Comme dans son œuvre de 2005, Mbeki plaide pour le capitalisme libéral en Afrique. Ce capitalisme pourrait avoir le jour si la présente élite est démise et remplacée par une élite déterminée à promouvoir le secteur privé comme condition du développement économique en Afrique. Il s’agit d’une mise en question du leadership africain en termes du développement économique.

 

L’argument de Mbeki peut être reconstruit comme suit : si l’élite africaine existante est promotrice du capitalisme mercantile qui appauvrit et sous-développe, la nouvelle élite qui serait issue d’une révolution à la chinoise serait promotrice du capitalisme industriel comme source de prospérité et du développement économique.

 

Mbeki voit un point important mais il le poursuit trop vite comme un bon nombre d’intellectuels africains victimes d’une épistémologie dépendantiste et souffrant d’une intériorisation pathologique de la haine de soi. L’objectif qu’il contemple est le capitalisme industriel qu’il connait bien en Afrique du Sud «occidentale» et les pays développés. Mais ce que Mbeki ignore c’est que le capitalisme de son horizon a été atteint grâce aux mutations historiques, sociales, politiques, et intellectuelles ainsi qu’un essor scientifique que l’Occident a connu du 17ème-19ème siècle. Ces mutations ont redéfini l’homme et l’ont doté d’une nouvelle texture ontologique qui est la racine profonde du capitalisme.

 

En deuxième lieu, à l’encontre de l’élite africaine, Mbeki admire l’élite asiatique dont les racines puisent profondément dans la société précoloniale et ses valeurs culturelles avec comme résultat un capitalisme typiquement asiatique.

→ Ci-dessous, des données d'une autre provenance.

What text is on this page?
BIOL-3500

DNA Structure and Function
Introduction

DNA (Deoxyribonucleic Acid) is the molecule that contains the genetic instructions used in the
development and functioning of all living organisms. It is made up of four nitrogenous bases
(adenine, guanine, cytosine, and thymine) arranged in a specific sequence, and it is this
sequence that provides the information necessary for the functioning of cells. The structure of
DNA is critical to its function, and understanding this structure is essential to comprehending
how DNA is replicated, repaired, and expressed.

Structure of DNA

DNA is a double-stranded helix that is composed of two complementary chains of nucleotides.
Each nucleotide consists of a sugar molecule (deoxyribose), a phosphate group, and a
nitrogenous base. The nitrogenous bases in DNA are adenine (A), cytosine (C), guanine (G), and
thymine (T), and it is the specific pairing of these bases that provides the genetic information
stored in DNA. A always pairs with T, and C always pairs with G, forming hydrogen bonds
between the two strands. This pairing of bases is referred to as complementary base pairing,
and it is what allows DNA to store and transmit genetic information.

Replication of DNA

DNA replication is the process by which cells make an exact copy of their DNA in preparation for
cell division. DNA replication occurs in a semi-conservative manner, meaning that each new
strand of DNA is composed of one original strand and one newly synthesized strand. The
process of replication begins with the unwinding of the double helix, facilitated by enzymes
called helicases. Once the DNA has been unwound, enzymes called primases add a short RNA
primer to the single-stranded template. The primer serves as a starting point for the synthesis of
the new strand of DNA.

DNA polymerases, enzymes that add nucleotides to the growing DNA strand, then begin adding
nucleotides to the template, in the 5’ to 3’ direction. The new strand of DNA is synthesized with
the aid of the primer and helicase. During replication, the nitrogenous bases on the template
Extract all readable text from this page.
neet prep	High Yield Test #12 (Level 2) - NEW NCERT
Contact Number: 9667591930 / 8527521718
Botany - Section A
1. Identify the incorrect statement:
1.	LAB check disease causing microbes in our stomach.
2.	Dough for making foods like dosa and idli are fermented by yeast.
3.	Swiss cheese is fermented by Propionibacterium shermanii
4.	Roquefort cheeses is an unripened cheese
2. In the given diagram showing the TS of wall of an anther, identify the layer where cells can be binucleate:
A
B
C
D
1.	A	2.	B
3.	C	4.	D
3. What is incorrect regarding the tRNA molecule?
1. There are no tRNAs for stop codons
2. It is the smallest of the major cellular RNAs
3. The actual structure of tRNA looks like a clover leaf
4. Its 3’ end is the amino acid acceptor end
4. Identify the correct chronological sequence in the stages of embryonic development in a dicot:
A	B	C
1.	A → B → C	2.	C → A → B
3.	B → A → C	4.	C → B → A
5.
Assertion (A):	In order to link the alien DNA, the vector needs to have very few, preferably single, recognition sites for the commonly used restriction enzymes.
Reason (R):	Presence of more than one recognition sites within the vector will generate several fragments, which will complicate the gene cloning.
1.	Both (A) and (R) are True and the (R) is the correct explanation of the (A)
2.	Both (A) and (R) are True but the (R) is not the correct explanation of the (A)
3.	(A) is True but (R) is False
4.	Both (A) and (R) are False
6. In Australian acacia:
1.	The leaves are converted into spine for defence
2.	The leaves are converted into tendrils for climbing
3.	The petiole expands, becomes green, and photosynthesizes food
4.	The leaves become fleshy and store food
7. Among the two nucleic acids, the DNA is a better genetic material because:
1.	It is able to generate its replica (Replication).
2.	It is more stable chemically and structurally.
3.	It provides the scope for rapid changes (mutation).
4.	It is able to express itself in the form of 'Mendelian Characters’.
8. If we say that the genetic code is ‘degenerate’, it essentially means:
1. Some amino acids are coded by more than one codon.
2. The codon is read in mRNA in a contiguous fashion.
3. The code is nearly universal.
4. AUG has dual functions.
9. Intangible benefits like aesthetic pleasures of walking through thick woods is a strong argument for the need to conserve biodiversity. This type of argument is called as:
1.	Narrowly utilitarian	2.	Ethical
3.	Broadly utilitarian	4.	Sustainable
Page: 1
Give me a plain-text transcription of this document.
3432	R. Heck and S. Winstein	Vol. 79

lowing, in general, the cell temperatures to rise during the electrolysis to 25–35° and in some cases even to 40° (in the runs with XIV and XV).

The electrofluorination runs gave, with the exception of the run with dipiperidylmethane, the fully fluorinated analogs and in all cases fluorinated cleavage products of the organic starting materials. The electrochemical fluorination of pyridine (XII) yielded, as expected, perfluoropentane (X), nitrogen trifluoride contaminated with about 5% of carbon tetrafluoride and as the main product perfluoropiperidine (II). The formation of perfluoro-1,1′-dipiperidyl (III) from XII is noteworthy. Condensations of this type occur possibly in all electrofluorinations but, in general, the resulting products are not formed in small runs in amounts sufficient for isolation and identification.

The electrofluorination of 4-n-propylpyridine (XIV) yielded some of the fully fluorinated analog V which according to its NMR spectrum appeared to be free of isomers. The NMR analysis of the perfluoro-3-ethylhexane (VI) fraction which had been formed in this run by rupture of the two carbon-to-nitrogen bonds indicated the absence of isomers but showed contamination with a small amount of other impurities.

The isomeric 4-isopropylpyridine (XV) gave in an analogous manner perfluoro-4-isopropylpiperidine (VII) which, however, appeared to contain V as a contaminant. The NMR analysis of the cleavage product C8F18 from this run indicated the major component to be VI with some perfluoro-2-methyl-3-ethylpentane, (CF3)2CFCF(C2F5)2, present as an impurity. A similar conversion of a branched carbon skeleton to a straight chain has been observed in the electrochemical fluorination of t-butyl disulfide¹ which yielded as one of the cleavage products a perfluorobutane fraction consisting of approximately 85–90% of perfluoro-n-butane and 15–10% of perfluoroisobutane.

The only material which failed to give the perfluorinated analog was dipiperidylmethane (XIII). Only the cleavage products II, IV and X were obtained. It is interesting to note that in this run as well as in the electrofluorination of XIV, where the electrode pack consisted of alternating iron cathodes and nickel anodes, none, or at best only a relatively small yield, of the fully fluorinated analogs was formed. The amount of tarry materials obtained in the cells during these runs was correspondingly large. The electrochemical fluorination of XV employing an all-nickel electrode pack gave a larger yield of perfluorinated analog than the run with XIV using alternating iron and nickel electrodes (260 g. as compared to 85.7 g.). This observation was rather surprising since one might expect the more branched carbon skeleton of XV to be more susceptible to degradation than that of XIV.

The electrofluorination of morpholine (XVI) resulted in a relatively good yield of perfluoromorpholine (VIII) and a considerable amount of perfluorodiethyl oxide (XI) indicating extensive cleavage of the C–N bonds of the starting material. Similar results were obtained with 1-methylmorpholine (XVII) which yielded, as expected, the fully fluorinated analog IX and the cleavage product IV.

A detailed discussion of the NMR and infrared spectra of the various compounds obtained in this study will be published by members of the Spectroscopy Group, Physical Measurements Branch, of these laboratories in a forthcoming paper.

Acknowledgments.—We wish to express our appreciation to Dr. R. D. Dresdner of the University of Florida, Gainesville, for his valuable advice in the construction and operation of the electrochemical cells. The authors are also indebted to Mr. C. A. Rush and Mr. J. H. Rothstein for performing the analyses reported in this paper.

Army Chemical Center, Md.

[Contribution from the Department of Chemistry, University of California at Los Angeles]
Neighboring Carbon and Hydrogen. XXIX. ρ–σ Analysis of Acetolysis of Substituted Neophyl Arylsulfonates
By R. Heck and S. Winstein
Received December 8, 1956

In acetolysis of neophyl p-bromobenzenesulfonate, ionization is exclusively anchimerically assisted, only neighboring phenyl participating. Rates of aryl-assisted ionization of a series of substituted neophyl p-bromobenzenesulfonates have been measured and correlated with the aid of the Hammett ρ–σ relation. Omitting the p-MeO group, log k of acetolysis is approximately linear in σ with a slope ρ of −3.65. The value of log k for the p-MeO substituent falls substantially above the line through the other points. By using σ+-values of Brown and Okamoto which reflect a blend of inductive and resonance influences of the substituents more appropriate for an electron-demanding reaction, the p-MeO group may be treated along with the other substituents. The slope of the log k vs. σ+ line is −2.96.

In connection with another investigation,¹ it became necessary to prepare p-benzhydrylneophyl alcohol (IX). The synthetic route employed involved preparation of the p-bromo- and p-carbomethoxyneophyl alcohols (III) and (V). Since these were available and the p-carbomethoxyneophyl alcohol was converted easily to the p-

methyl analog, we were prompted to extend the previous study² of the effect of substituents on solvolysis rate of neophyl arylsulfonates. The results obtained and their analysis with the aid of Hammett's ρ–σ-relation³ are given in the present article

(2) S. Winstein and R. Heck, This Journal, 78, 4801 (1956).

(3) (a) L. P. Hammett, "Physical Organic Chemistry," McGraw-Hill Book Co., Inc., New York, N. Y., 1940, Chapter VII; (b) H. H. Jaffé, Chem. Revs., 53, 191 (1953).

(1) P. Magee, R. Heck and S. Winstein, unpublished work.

En d’autres termes, l’Asie n’a pas eu besoin d’opérer à l’Européenne des mutations mais a simplement validé ses valeurs en termes d’une politique économique caractéristique de sa réalité. C’est ici que je suis déçu qu’il n’ait pas poursuivi ce point pour se poser la question pour découvrir qu’il y a plusieurs types de capitalisme en fonction des contextes. Cette question lui  aurait permis non pas de forcer les Africains sur le capitalisme libéral, mais d’explorer la possibilité d’un capitalisme typiquement Africain et des conditions pour la fonder. D’ailleurs les cas que Mbeki considère le lui montrent bien. Les économies capitalistes de l’Ile Maurice et de l’Afrique du Sud (ont réussi parce qu’elles sont, en grande partie, dominées par des citoyens non-Africains. L’économie de L’Ile Maurice est dominée par les Français et les Asiatiques, tandis que l’économie de l’Afrique du Sud est dominée par les Anglais, les Afrikaners et les Indiens- que Mbeki ne mentionne pas.

 

L’œuvre de Mbeki pose une question qui reste ouverte: Le leadership africain prend-il au sérieux la question du développement économique. Je pose aussi à Mbeki cette question: les intellectuels africains prennent-ils au sérieux la question des racines profondes de ce développement économique?